The plasma aldosterone–renin ratio (ARR) is the preferred initial screening test.
❓ How is primary hyperaldosteronism confirmed?
Confirmation is done using suppression tests such as saline infusion test, oral sodium loading test, fludrocortisone suppression test, or captopril challenge test.
❓ What is the role of adrenal venous sampling?
Adrenal venous sampling is the gold standard to differentiate unilateral from bilateral aldosterone secretion and is required before surgical intervention.
❓ How is unilateral primary hyperaldosteronism treated?

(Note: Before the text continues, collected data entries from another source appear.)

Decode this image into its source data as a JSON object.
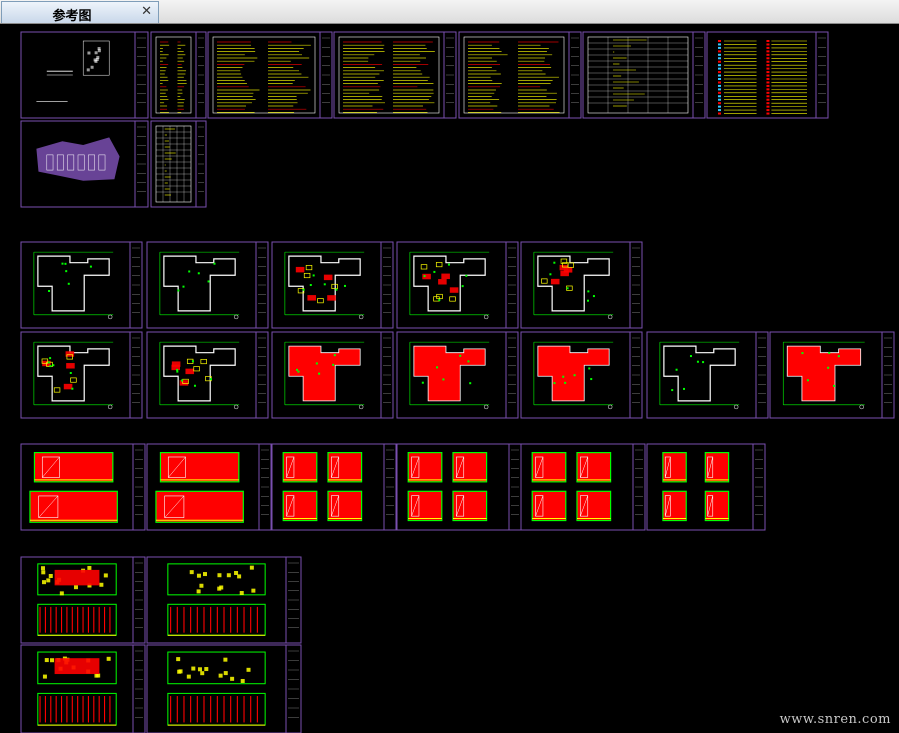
{
  "tab": {
    "label": "参考图",
    "close_glyph": "✕"
  },
  "tab_icons": {
    "close": "close-icon"
  },
  "watermark": "www.snren.com",
  "colors": {
    "background": "#000000",
    "frame": "#7a4fb0",
    "fill": "#ff0000",
    "line_green": "#00ff00",
    "line_yellow": "#ffff00",
    "text_white": "#ffffff"
  }
}
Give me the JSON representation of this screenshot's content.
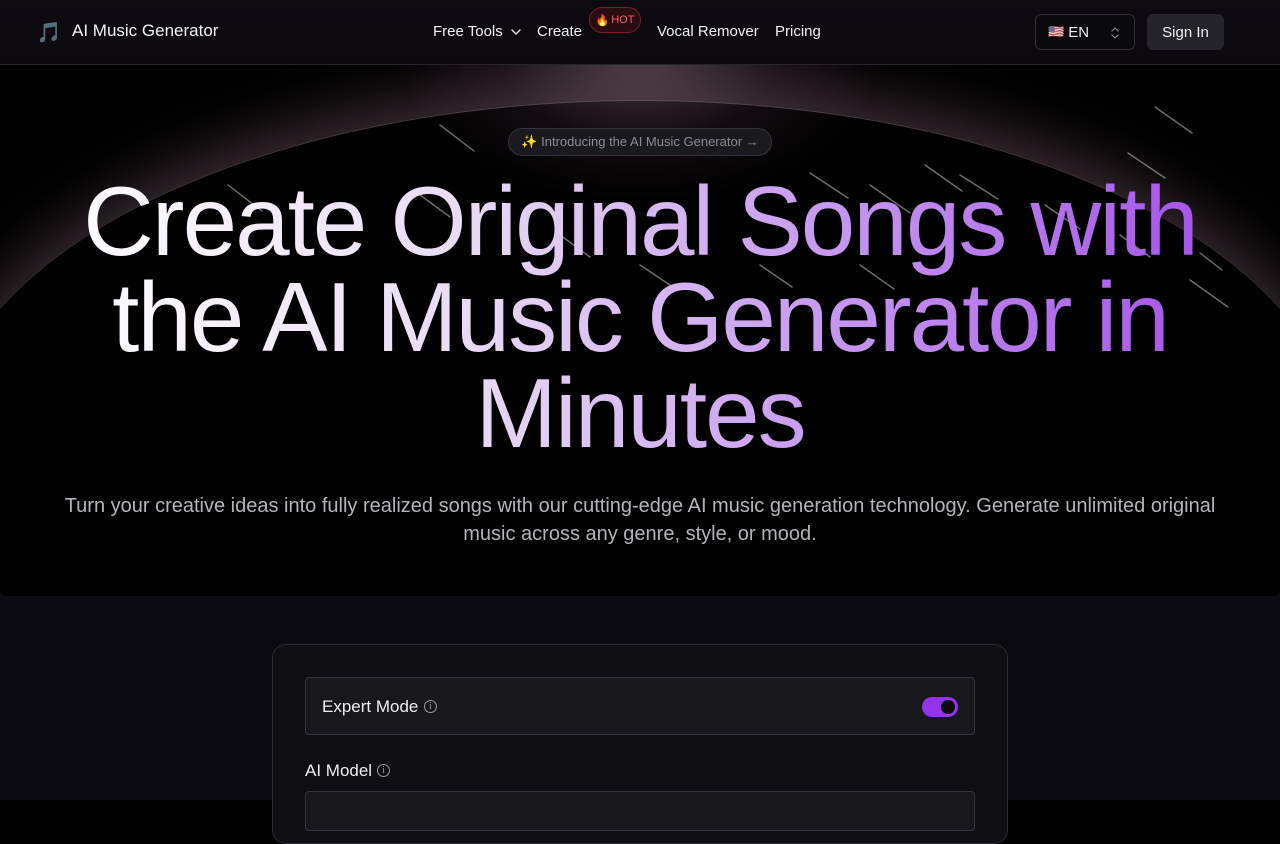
{
  "header": {
    "brand": "AI Music Generator",
    "logo_icon": "music-note-icon",
    "nav": {
      "free_tools": "Free Tools",
      "create": "Create",
      "hot_badge": "HOT",
      "vocal_remover": "Vocal Remover",
      "pricing": "Pricing"
    },
    "language": {
      "flag": "🇺🇸",
      "code": "EN"
    },
    "sign_in": "Sign In"
  },
  "hero": {
    "intro_pill": "✨ Introducing the AI Music Generator →",
    "headline": "Create Original Songs with the AI Music Generator in Minutes",
    "subheadline": "Turn your creative ideas into fully realized songs with our cutting-edge AI music generation technology. Generate unlimited original music across any genre, style, or mood."
  },
  "form": {
    "expert_mode_label": "Expert Mode",
    "expert_mode_on": true,
    "ai_model_label": "AI Model"
  },
  "colors": {
    "accent": "#9333ea",
    "hot_badge": "#ff5a6a",
    "background": "#000000"
  }
}
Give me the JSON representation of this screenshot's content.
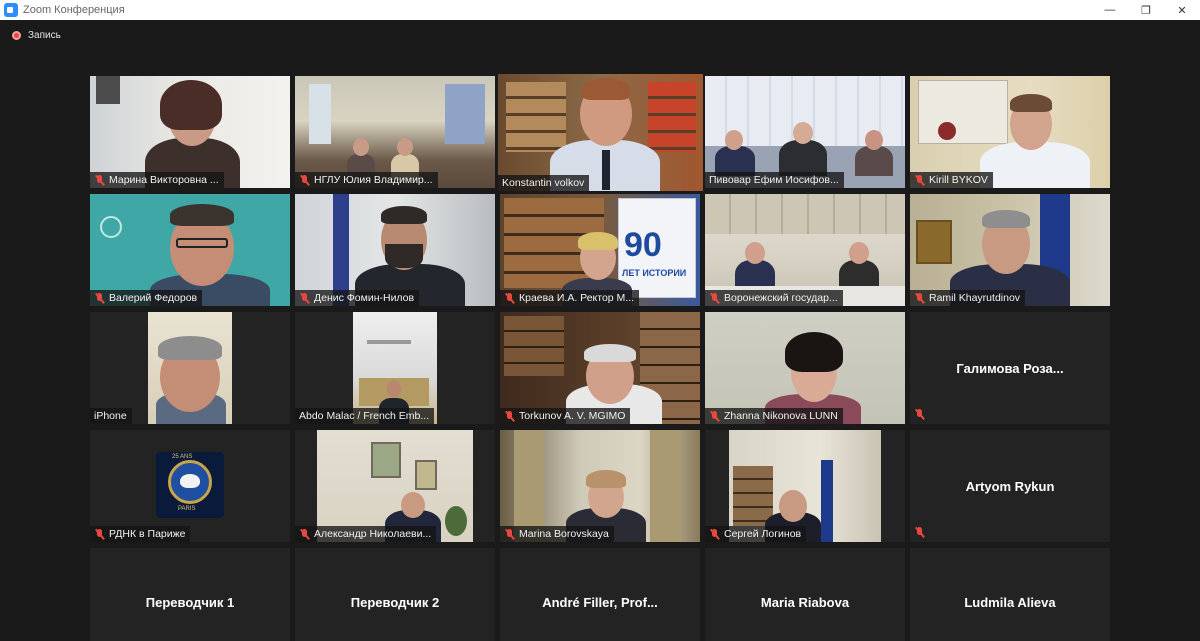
{
  "window": {
    "title": "Zoom Конференция",
    "minimize": "—",
    "restore": "❐",
    "close": "✕"
  },
  "recording": {
    "label": "Запись"
  },
  "participants": [
    {
      "name": "Марина Викторовна ...",
      "muted": true
    },
    {
      "name": "НГЛУ Юлия Владимир...",
      "muted": true
    },
    {
      "name": "Konstantin volkov",
      "muted": false
    },
    {
      "name": "Пивовар Ефим Иосифов...",
      "muted": false
    },
    {
      "name": "Kirill BYKOV",
      "muted": true
    },
    {
      "name": "Валерий Федоров",
      "muted": true
    },
    {
      "name": "Денис Фомин-Нилов",
      "muted": true
    },
    {
      "name": "Краева И.А. Ректор М...",
      "muted": true
    },
    {
      "name": "Воронежский государ...",
      "muted": true
    },
    {
      "name": "Ramil Khayrutdinov",
      "muted": true
    },
    {
      "name": "iPhone",
      "muted": false
    },
    {
      "name": "Abdo Malac / French Emb...",
      "muted": false
    },
    {
      "name": "Torkunov A. V. MGIMO",
      "muted": true
    },
    {
      "name": "Zhanna Nikonova LUNN",
      "muted": true
    },
    {
      "name": "Галимова Роза...",
      "muted": true
    },
    {
      "name": "РДНК в Париже",
      "muted": true
    },
    {
      "name": "Александр Николаеви...",
      "muted": true
    },
    {
      "name": "Marina Borovskaya",
      "muted": true
    },
    {
      "name": "Сергей Логинов",
      "muted": true
    },
    {
      "name": "Artyom Rykun",
      "muted": true
    },
    {
      "name": "Переводчик 1",
      "muted": false
    },
    {
      "name": "Переводчик 2",
      "muted": false
    },
    {
      "name": "André Filler, Prof...",
      "muted": false
    },
    {
      "name": "Maria Riabova",
      "muted": false
    },
    {
      "name": "Ludmila Alieva",
      "muted": false
    }
  ],
  "poster": {
    "big": "90",
    "line": "ЛЕТ ИСТОРИИ"
  },
  "logo": {
    "top": "25 ANS",
    "bottom": "PARIS"
  }
}
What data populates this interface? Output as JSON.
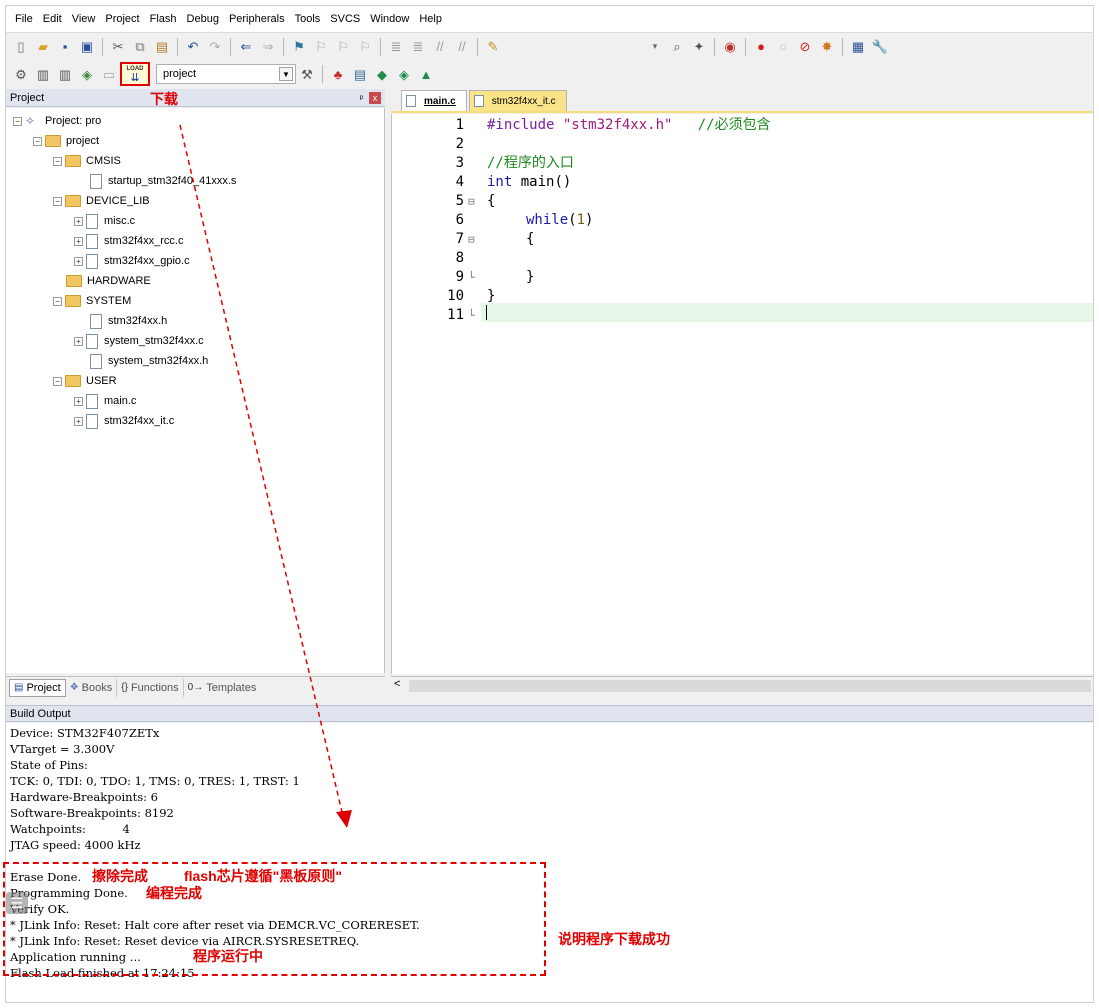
{
  "menu": [
    "File",
    "Edit",
    "View",
    "Project",
    "Flash",
    "Debug",
    "Peripherals",
    "Tools",
    "SVCS",
    "Window",
    "Help"
  ],
  "toolbar": {
    "target_value": "project",
    "load_text": "LOAD"
  },
  "project_pane": {
    "title": "Project",
    "pin": "ᵖ",
    "close": "x",
    "root": "Project: pro",
    "group": "project",
    "folders": [
      {
        "name": "CMSIS",
        "files": [
          "startup_stm32f40_41xxx.s"
        ]
      },
      {
        "name": "DEVICE_LIB",
        "files": [
          "misc.c",
          "stm32f4xx_rcc.c",
          "stm32f4xx_gpio.c"
        ]
      },
      {
        "name": "HARDWARE",
        "files": []
      },
      {
        "name": "SYSTEM",
        "files": [
          "stm32f4xx.h",
          "system_stm32f4xx.c",
          "system_stm32f4xx.h"
        ]
      },
      {
        "name": "USER",
        "files": [
          "main.c",
          "stm32f4xx_it.c"
        ]
      }
    ],
    "tabs": [
      "Project",
      "Books",
      "Functions",
      "Templates"
    ]
  },
  "editor": {
    "tabs": [
      "main.c",
      "stm32f4xx_it.c"
    ],
    "line_numbers": [
      "1",
      "2",
      "3",
      "4",
      "5",
      "6",
      "7",
      "8",
      "9",
      "10",
      "11"
    ],
    "code": {
      "l1_pp": "#include",
      "l1_str": "\"stm32f4xx.h\"",
      "l1_cm": "//必须包含",
      "l3_cm": "//程序的入口",
      "l4_kw": "int",
      "l4_rest": " main()",
      "l5": "{",
      "l6_kw": "while",
      "l6_open": "(",
      "l6_num": "1",
      "l6_close": ")",
      "l7": "{",
      "l9": "}",
      "l10": "}"
    },
    "scroll_left": "<"
  },
  "build_output": {
    "title": "Build Output",
    "lines": [
      "Device: STM32F407ZETx",
      "VTarget = 3.300V",
      "State of Pins:",
      "TCK: 0, TDI: 0, TDO: 1, TMS: 0, TRES: 1, TRST: 1",
      "Hardware-Breakpoints: 6",
      "Software-Breakpoints: 8192",
      "Watchpoints:          4",
      "JTAG speed: 4000 kHz",
      "",
      "Erase Done.",
      "Programming Done.",
      "Verify OK.",
      "* JLink Info: Reset: Halt core after reset via DEMCR.VC_CORERESET.",
      "* JLink Info: Reset: Reset device via AIRCR.SYSRESETREQ.",
      "Application running ...",
      "Flash Load finished at 17:24:15"
    ]
  },
  "annotations": {
    "download": "下载",
    "erase": "擦除完成",
    "flash_rule": "flash芯片遵循\"黑板原则\"",
    "programming": "编程完成",
    "running": "程序运行中",
    "success": "说明程序下载成功"
  },
  "colors": {
    "annotation": "#e00000",
    "tab_active_bar": "#f7dd7a",
    "current_line": "#e7f7e7"
  }
}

Unilateral disease is treated with laparoscopic adrenalectomy, which often normalizes potassium levels and improves or cures hypertension.
❓ How is bilateral adrenal hyperplasia managed?
Bilateral disease is managed medically using mineralocorticoid receptor antagonists such as spironolactone or eplerenone.
❓ What drugs are used to treat hyperaldosteronism?
Common drugs include spironolactone, eplerenone, and amiloride, depending on the cause and patient tolerance.
❓ What are the major complications of untreated hyperaldosteronism?
Complications include stroke, myocardial infarction, atrial fibrillation, left ventricular hypertrophy, chronic kidney disease, and increased cardiovascular mortality.
❓ Why does hyperaldosteronism not usually cause edema?
Aldosterone escape occurs due to pressure natriuresis and atrial natriuretic peptide, preventing persistent edema despite sodium retention.
❓ What acid–base abnormality is seen in hyperaldosteronism?
Metabolic alkalosis occurs due to increased hydrogen ion secretion in the renal tubules.
❓ What is familial hyperaldosteronism type I?
It is a glucocorticoid-remediable form of hyperaldosteronism caused by a genetic defect, where aldosterone secretion is regulated by ACTH and suppressed by low-dose glucocorticoids.
❓ What is the prognosis of hyperaldosteronism?
With early diagnosis and appropriate treatment, prognosis is excellent, with significant reduction in cardiovascular and renal complications.
❓ Can hyperaldosteronism be cured?
Yes, unilateral primary hyperaldosteronism can often be cured with adrenalectomy, while bilateral disease can be effectively controlled with medical therapy.